Bölüm 20 : Özel güçler

9.4K 720 69
                                    

Sarp ellerinden ateşler çıkarıyordu. Bunuda çok normak bişeymiş gibi algılamış olacak ki, çok mutlu gözüküyordu. En azından birileri mutlu,zaten açık olan odanın kapısını tıklatım ve içeri girdim.
" Nasıl hissediyorsun"

" Mükkemmel, bu his.. Bu güç çok güzel" dedi

" Güzel olduğu kadar da tehlikeli. Kontrol etmeyi öğrenmelisin. "

" Biliyorum." dedi kafasını yere eğerek.

" Hadi ama hemen moral bozma" dedim ve omzuna hafifce vurdum.
_____________________________
Kaan hala uyanmamıştı. Onun için endişelenmeye başlamıştım. Demirle konuştum ve Sarpın eğitiminde yardımcı olup olamıycağı hakkında konuştuk. Deniyceğini söyledi,buda bişey yani. Şimdi ne mi yapıyorum Kaan'ın baş ucunda oturmuş uyanmasını bekliyorum. Sarı saçlarına alışamadım ya.

Kaan'ın uyanmasını beklerken Çise ve Pembe odaya girdiler. Bütün gündür ne uyumuştum nede yemek yemiştim. Benim için bir tepside yemek getirmişkerdi. Kaan'ın uyanmasını beklerken aç olduğumun farkına bile varmamıştım. Çise ve Pembe meraklı gözlerle bana ve Kaan'a bakıyorlardı. Kaan yavaşca gözlerini açmaya başlayınca panikleyip ne yapcağımızı şaşırdık. Elimdeki tepsiyi bıraktım ve hemen onun yanına koştum.
" Kaan. Kendindemisin ?"
Bize şaşırmış ve korkmuş bir ifadeyle bakıyordu. Onun sorunu neydi. Yoksaa...?

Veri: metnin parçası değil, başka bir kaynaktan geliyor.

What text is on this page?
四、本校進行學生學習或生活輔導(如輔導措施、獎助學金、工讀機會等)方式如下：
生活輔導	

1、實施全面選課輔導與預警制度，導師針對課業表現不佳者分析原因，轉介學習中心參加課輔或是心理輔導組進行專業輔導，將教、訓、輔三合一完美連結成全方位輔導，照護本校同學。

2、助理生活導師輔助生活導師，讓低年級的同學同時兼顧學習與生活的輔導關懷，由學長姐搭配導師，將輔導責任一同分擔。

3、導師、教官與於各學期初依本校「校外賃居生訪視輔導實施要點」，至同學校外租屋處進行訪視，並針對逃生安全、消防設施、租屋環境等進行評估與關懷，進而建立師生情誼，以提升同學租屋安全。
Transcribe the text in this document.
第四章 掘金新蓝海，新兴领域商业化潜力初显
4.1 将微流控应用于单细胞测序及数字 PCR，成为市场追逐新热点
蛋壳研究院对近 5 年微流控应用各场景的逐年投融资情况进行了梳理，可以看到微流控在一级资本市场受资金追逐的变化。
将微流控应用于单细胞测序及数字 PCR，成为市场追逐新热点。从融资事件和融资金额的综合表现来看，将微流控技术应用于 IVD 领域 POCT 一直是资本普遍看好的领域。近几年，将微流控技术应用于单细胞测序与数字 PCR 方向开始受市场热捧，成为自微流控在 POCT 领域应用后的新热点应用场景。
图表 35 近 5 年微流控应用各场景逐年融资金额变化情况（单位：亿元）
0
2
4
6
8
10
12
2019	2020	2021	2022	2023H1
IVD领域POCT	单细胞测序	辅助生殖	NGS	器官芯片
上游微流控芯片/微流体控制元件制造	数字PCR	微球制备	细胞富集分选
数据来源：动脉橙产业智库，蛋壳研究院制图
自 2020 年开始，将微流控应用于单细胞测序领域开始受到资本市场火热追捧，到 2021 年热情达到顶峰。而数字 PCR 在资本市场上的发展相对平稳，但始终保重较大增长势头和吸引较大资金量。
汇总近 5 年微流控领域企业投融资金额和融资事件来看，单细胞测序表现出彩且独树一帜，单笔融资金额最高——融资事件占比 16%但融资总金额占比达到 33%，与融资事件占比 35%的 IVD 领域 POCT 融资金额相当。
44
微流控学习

" Kaan da kim? " dedi. Herşey durdu benim için beynimden vurulmuşa döndüm. Herşeyi unutmuşmuydu.. Hayır olamaz buna inanmıyorum. İmkanı yok. O beni unutumaz dimi. Beni geçtim onca yaşanan şeyi unutamaz değilmi.
' Sen unutmuştunda ' içses şuan doğru bir an değil. Lütfen rahat bırak beni. Gözlerim dolmuş bir şekilde oturduğum sandalyeden kalktım. Sarsılmıştım beni hatırlamıyordu. Kim olduğunu bilmiyordu. Yavaş adımlarla odadan çıktım ve merdivenlere ilerledim. Merdiven korkuluklarına turunarak yavaşca basamaklara oturdum ve yüzümü ellerimle kapatarak ağlamaya başladım. Şuan güçlü olmam gerekiyor ama ben ağlamaktan başka hiçbişey yapamıyorum. Gücünün ne olduğunu bilmemeyi bırak kim olduğunu hatırlamıyor ya, kafayı yiycem.

Basamaklarda otururken kızlar beni tesselli etmek için yanıma gelmişlerdi. Rüzgar ise o sırada ağladığımı görmüş ne olduğunu soruyordu. Çise ona herşeyi açıkladıktan sonra hep birlikte oturma odasında toplanmış Kaan hakkında ne yapacağımızı tartışıyorduk. Ben yine yürek yemiş gibi LDT ye gidip o varlıkla konuşacağımı söylüyordum. Herkes başta karşı olsada başka bir şansımız olmadığı için bunda karar kılmıştık. Herkes yatmak için odalarına gittiğinde ben hala oturma odasında oturmuş düşünüyordum. Kaan'ın yanına gidemezdim. Onu görünce nasıl bir tepki vermeliyim bilmiyorum. Tamamen yabancıyız birbirimize. Yapacak bişey yoktu bu onun suçu değildi muhtemelen çok korkmuştur. Bütüngündür odadan çıkmadı. Onu kontrol etmeliyim. .

Kaan'ın odasına sessizce girdim. Yatağında uzanmış tavanı izliyordu. Beni görünce yatakta oturur bir pozisyon aldı ve bana bakmaya başladı.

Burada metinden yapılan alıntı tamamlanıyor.